Apart from odor, other common signs of ear infection in felines are:

  • Discharge
  • Redness
  • Scratching of the ears
  • Shaking of the ears
  • Massaging the ears against hard surfaces such as the floor 
  • The presence of what looks like "coffee grounds" inside the ears

Ear Mites and Odors

Parasites such as ear mites can contribute to foul-smelling feline ears. Otodectes cynotis is an ear mite that often appears in cats, particularly kittens. If your cat's ears are infested with mites, his ears likely will be covered with a brown dry, crumbly discharge, sometimes punctuated with a pungent smell.
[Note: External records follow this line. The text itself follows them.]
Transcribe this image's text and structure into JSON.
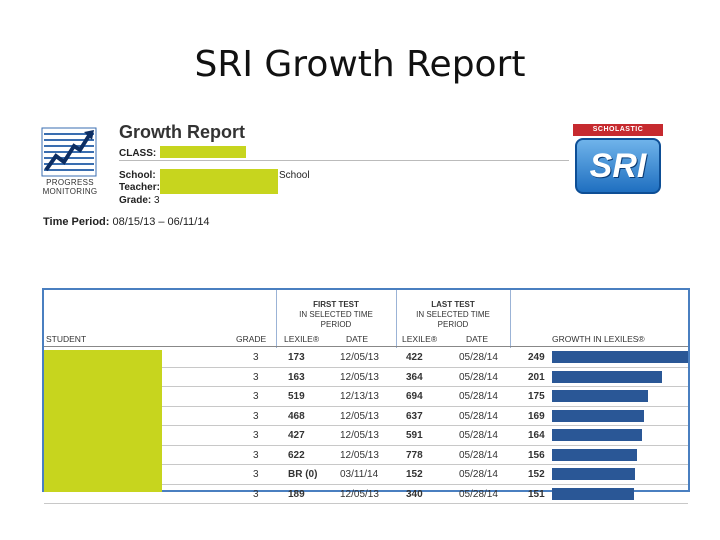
{
  "slide": {
    "title": "SRI Growth Report"
  },
  "report": {
    "title": "Growth Report",
    "logo_label": "PROGRESS MONITORING",
    "class_label": "CLASS:",
    "school_label": "School:",
    "school_value_tail": "School",
    "teacher_label": "Teacher:",
    "grade_label": "Grade:",
    "grade_value": "3",
    "time_period_label": "Time Period:",
    "time_period_value": "08/15/13 – 06/11/14",
    "publisher": "SCHOLASTIC",
    "product": "SRI",
    "colors": {
      "redaction": "#c7d51e",
      "bar": "#2a5796",
      "table_border": "#4a7fc0",
      "publisher_red": "#c62a2f"
    }
  },
  "table": {
    "group_first": {
      "main": "FIRST TEST",
      "sub1": "IN SELECTED TIME",
      "sub2": "PERIOD"
    },
    "group_last": {
      "main": "LAST TEST",
      "sub1": "IN SELECTED TIME",
      "sub2": "PERIOD"
    },
    "headers": {
      "student": "STUDENT",
      "grade": "GRADE",
      "first_lexile": "LEXILE®",
      "first_date": "DATE",
      "last_lexile": "LEXILE®",
      "last_date": "DATE",
      "growth": "GROWTH IN LEXILES®"
    },
    "max_growth": 249,
    "rows": [
      {
        "grade": "3",
        "first_lexile": "173",
        "first_date": "12/05/13",
        "last_lexile": "422",
        "last_date": "05/28/14",
        "growth": 249
      },
      {
        "grade": "3",
        "first_lexile": "163",
        "first_date": "12/05/13",
        "last_lexile": "364",
        "last_date": "05/28/14",
        "growth": 201
      },
      {
        "grade": "3",
        "first_lexile": "519",
        "first_date": "12/13/13",
        "last_lexile": "694",
        "last_date": "05/28/14",
        "growth": 175
      },
      {
        "grade": "3",
        "first_lexile": "468",
        "first_date": "12/05/13",
        "last_lexile": "637",
        "last_date": "05/28/14",
        "growth": 169
      },
      {
        "grade": "3",
        "first_lexile": "427",
        "first_date": "12/05/13",
        "last_lexile": "591",
        "last_date": "05/28/14",
        "growth": 164
      },
      {
        "grade": "3",
        "first_lexile": "622",
        "first_date": "12/05/13",
        "last_lexile": "778",
        "last_date": "05/28/14",
        "growth": 156
      },
      {
        "grade": "3",
        "first_lexile": "BR (0)",
        "first_date": "03/11/14",
        "last_lexile": "152",
        "last_date": "05/28/14",
        "growth": 152
      },
      {
        "grade": "3",
        "first_lexile": "189",
        "first_date": "12/05/13",
        "last_lexile": "340",
        "last_date": "05/28/14",
        "growth": 151
      }
    ]
  }
}
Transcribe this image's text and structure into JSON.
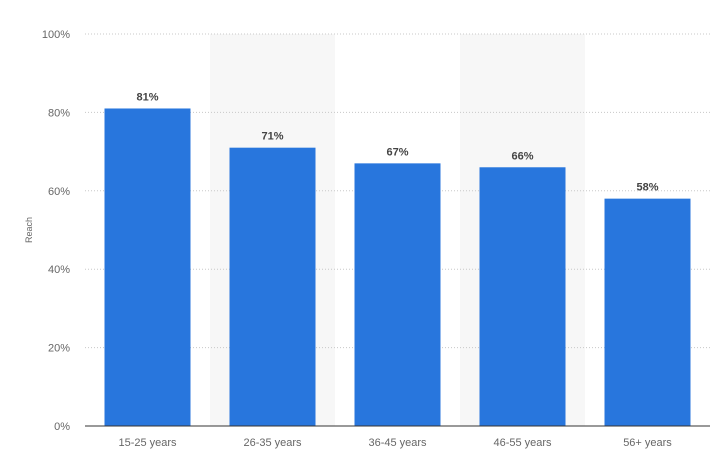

Aside from discharge and odor, other common indications of ear mites in cats include:

  • Excessive ear scratching, which sometimes can lead to scabs
  • Intense head shaking
  • Hair loss by the ears
  • Crying when others touch their ears 

It isn't uncommon for cats who have ear mites to scratch them so excessively that it causes serious harm, including bleeding. Obsessive scratching can lead to an ear infections. Since ear mites are extremely contagious, it's important to seek veterinary treatment for all pets in the household.

Other Signs of Ear Problems

If your cat's ears are healthy, they shouldn't contain a significant amount of wax inside. If your cat has a lot of wax in his ears, contact your veterinarian for information regarding cleaning them properly. Always be on the lookout for potential clues of ear issues in cats.

Other common signs that something may be amiss with a cat's ears are:

  • Loss of hearing
  • Bleeding
  • Ear canal or flap swelling
  • Touch sensitivity
  • Behavioral shifts including irritability and depression 


  • If you detect any unusual odor coming from your cat's ears, schedule an appointment with your veterinarian without delay. Healthy cat ears usually have sweet scents. Since ear infections can be uncomfortable to cats, prompt treatment is necessary. Note that ear infections in cats can signify a hereditary disease, hormonal problems and allergies.